Entre dos aguas | Crítica

Aliento trágico, potencia del tiempo

Con este regreso, doce años después, a los personajes, ambientes y asuntos de La leyenda del tiempo (2006), una de las películas clave del cine español de lo que llevamos de siglo, no cabe ya hablar tanto de la cansina hibridación entre documental y ficción como de una verdadera inmersión en el territorio mítico del western, un western hiperrealista y gaditano, si ustedes quieren, pero un western al fin y al cabo.

El singular barrio de La Casería en San Fernando, su trazado de casetas pobres de madera y uralita, sus mareas altas y bajas, su terreno enfangado y sus monstruosas torres vigilando a las espaldas delimitan la cartografía salvaje del retorno al hogar para el héroe trágico que encarna Israel Gómez, que acarrea a sus espaldas (literalmente: ahí está ese tatuaje-relato en proceso) la fatalidad de un destino marcado por el asesinato del padre, la traición de la madre, los años de presidio, el rechazo de la esposa y un único posible asidero al futuro de la mano del hermano mayor, Cheíto, que sí consiguió engancharse a la normalidad gracias a un trabajo como cocinero en un navío del Ejército.

Son esos los elementos que configuran Entre dos aguas como un filme de aliento trágico, como una poderosa incursión en un territorio auténtico transfigurado en paisaje de resonancias bíblicas, como escenario luminoso y orgánico capaz de convertir la verdad (precaria) de sus gentes, acentos y gestos libres en arquetipos universales de la batalla (de clase) por escapar de la inercia de la marginalidad y de la lucha con uno mismo, contra los propios fantasmas e instintos de desaparición, por aferrarse a la vida de la mano de la sangre y la descendencia.

Como en los mejores proyectos de retorno, la potencia del tiempo trabajando también se revela aquí significante y arrolladora: cada recuerdo de aquel primer filme, cada rima o fogonazo creados por el montaje, cada regreso a las palabras y lugares del pasado preñan de elocuencia, sentido y emoción el presente, pequeño gran milagro de un modo de hacer y concebir el trabajo cinematográfico.
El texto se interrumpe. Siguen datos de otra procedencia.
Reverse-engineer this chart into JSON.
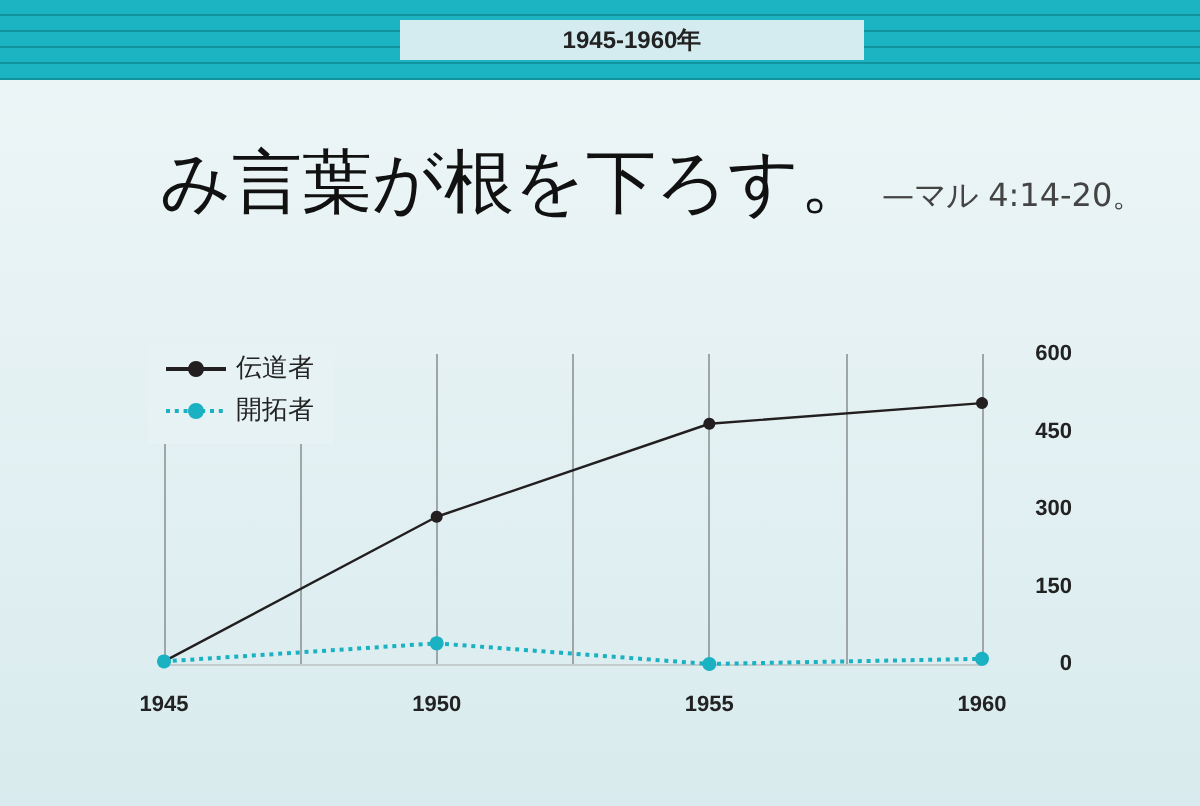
{
  "chart_data": {
    "type": "line",
    "title": "み言葉が根を下ろす。",
    "subtitle": "—マル 4:14-20。",
    "annotations": [
      "1945-1960年"
    ],
    "x": [
      1945,
      1950,
      1955,
      1960
    ],
    "xlim": [
      1945,
      1960
    ],
    "xticks": [
      1945,
      {
        "value": 1947.5,
        "label": null
      },
      1950,
      {
        "value": 1952.5,
        "label": null
      },
      1955,
      {
        "value": 1957.5,
        "label": null
      },
      1960
    ],
    "ylim": [
      0,
      600
    ],
    "yticks": [
      0,
      150,
      300,
      450,
      600
    ],
    "series": [
      {
        "name": "伝道者",
        "color": "#231f20",
        "values": [
          5,
          285,
          465,
          505
        ],
        "line_style": "solid"
      },
      {
        "name": "開拓者",
        "color": "#1ab2c2",
        "values": [
          5,
          40,
          0,
          10
        ],
        "line_style": "dotted"
      }
    ],
    "grid": "x",
    "legend": "top left",
    "marker": "circle"
  }
}
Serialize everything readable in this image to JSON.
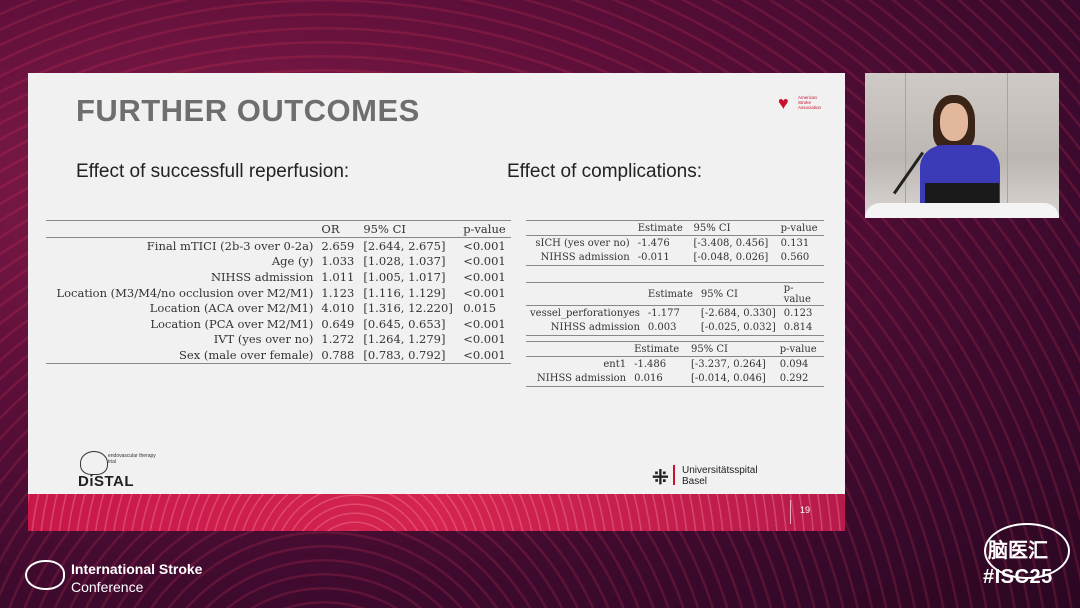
{
  "slide": {
    "title": "FURTHER OUTCOMES",
    "subtitle_left": "Effect of successfull reperfusion:",
    "subtitle_right": "Effect of complications:",
    "page_number": "19"
  },
  "main_table": {
    "headers": [
      "",
      "OR",
      "95% CI",
      "p-value"
    ],
    "rows": [
      [
        "Final mTICI (2b-3 over 0-2a)",
        "2.659",
        "[2.644, 2.675]",
        "<0.001"
      ],
      [
        "Age (y)",
        "1.033",
        "[1.028, 1.037]",
        "<0.001"
      ],
      [
        "NIHSS admission",
        "1.011",
        "[1.005, 1.017]",
        "<0.001"
      ],
      [
        "Location (M3/M4/no occlusion over M2/M1)",
        "1.123",
        "[1.116, 1.129]",
        "<0.001"
      ],
      [
        "Location (ACA over M2/M1)",
        "4.010",
        "[1.316, 12.220]",
        "0.015"
      ],
      [
        "Location (PCA over M2/M1)",
        "0.649",
        "[0.645, 0.653]",
        "<0.001"
      ],
      [
        "IVT (yes over no)",
        "1.272",
        "[1.264, 1.279]",
        "<0.001"
      ],
      [
        "Sex (male over female)",
        "0.788",
        "[0.783, 0.792]",
        "<0.001"
      ]
    ]
  },
  "comp_table_1": {
    "headers": [
      "",
      "Estimate",
      "95% CI",
      "p-value"
    ],
    "rows": [
      [
        "sICH (yes over no)",
        "-1.476",
        "[-3.408, 0.456]",
        "0.131"
      ],
      [
        "NIHSS admission",
        "-0.011",
        "[-0.048, 0.026]",
        "0.560"
      ]
    ]
  },
  "comp_table_2": {
    "headers": [
      "",
      "Estimate",
      "95% CI",
      "p-value"
    ],
    "rows": [
      [
        "vessel_perforationyes",
        "-1.177",
        "[-2.684, 0.330]",
        "0.123"
      ],
      [
        "NIHSS admission",
        "0.003",
        "[-0.025, 0.032]",
        "0.814"
      ]
    ]
  },
  "comp_table_3": {
    "headers": [
      "",
      "Estimate",
      "95% CI",
      "p-value"
    ],
    "rows": [
      [
        "ent1",
        "-1.486",
        "[-3.237, 0.264]",
        "0.094"
      ],
      [
        "NIHSS admission",
        "0.016",
        "[-0.014, 0.046]",
        "0.292"
      ]
    ]
  },
  "logos": {
    "aha_text": "American Stroke Association",
    "distal_tag": "endovascular therapy trial",
    "distal_name": "DiSTAL",
    "usb_line1": "Universitätsspital",
    "usb_line2": "Basel",
    "usb_mark": "⁜"
  },
  "conference": {
    "name_bold": "International Stroke",
    "name_rest": "Conference",
    "hashtag": "#ISC25",
    "watermark": "脑医汇"
  },
  "colors": {
    "brand_red": "#c8102e",
    "background": "#5e0f3a",
    "footer": "#d4244f"
  }
}
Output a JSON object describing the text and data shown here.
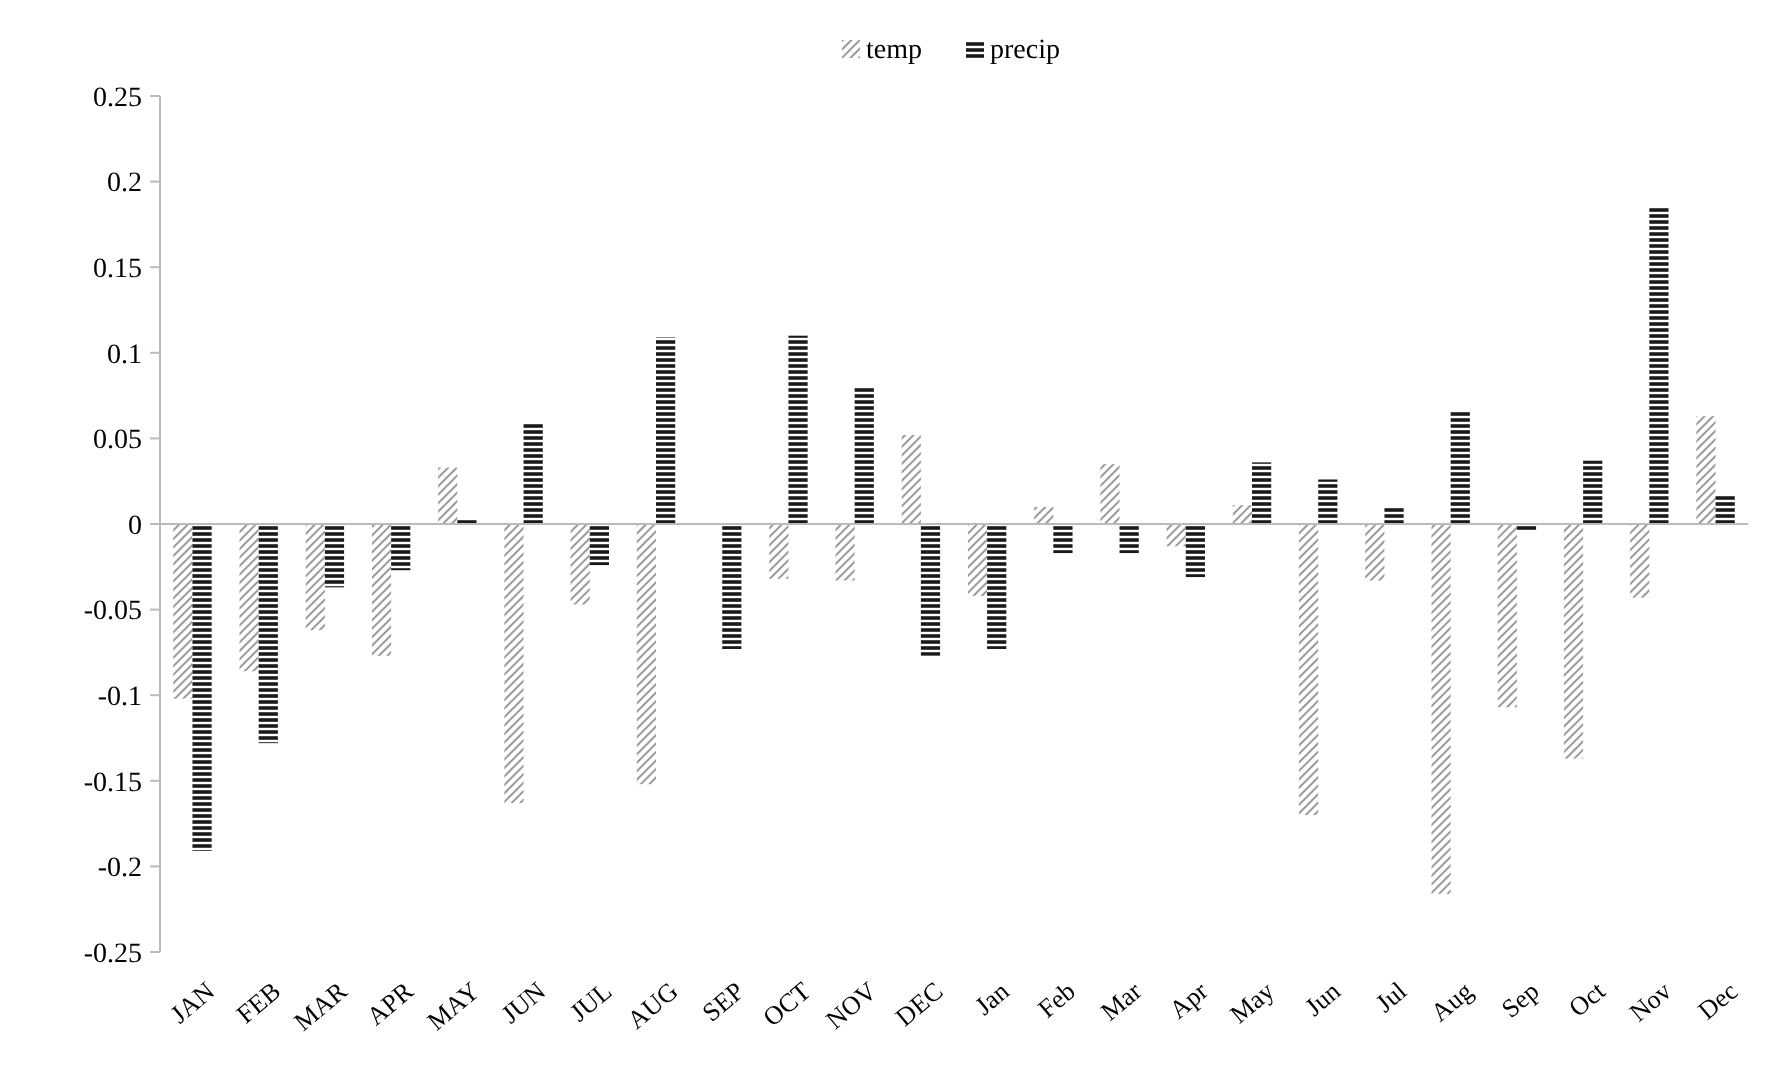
{
  "chart_data": {
    "type": "bar",
    "categories": [
      "JAN",
      "FEB",
      "MAR",
      "APR",
      "MAY",
      "JUN",
      "JUL",
      "AUG",
      "SEP",
      "OCT",
      "NOV",
      "DEC",
      "Jan",
      "Feb",
      "Mar",
      "Apr",
      "May",
      "Jun",
      "Jul",
      "Aug",
      "Sep",
      "Oct",
      "Nov",
      "Dec"
    ],
    "series": [
      {
        "name": "temp",
        "color": "#9a9a9a",
        "values": [
          -0.102,
          -0.086,
          -0.062,
          -0.077,
          0.033,
          -0.163,
          -0.047,
          -0.152,
          null,
          -0.032,
          -0.033,
          0.052,
          -0.042,
          0.01,
          0.035,
          -0.013,
          0.011,
          -0.17,
          -0.033,
          -0.216,
          -0.107,
          -0.137,
          -0.043,
          0.063
        ]
      },
      {
        "name": "precip",
        "color": "#1a1a1a",
        "values": [
          -0.191,
          -0.128,
          -0.037,
          -0.027,
          0.003,
          0.059,
          -0.024,
          0.109,
          -0.073,
          0.11,
          0.08,
          -0.077,
          -0.073,
          -0.017,
          -0.017,
          -0.031,
          0.036,
          0.026,
          0.01,
          0.066,
          -0.004,
          0.037,
          0.185,
          0.017
        ]
      }
    ],
    "ylim": [
      -0.25,
      0.25
    ],
    "yticks": [
      -0.25,
      -0.2,
      -0.15,
      -0.1,
      -0.05,
      0,
      0.05,
      0.1,
      0.15,
      0.2,
      0.25
    ],
    "legend": "top"
  }
}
Lacuesta se entrega así generoso al esfuerzo de sus cómplices en un viaje y un relato compartidos, borra de manera portentosa todo asomo de artificio (que lo hay y mucho), hilvana con sutileza cada eco resonante, cada transición metafórica, cada forma simbólica, cada mensaje social y político (el desempleo, la inmigración, la bandera…), para dejarnos frente a unos personajes que respiran, se lanzan al agua, juegan, nadan, caminan, miran, recuerdan, se emocionan y lloran como si realmente hubieran vivido o estuvieran viviendo esas fascinantes vidas de ficción.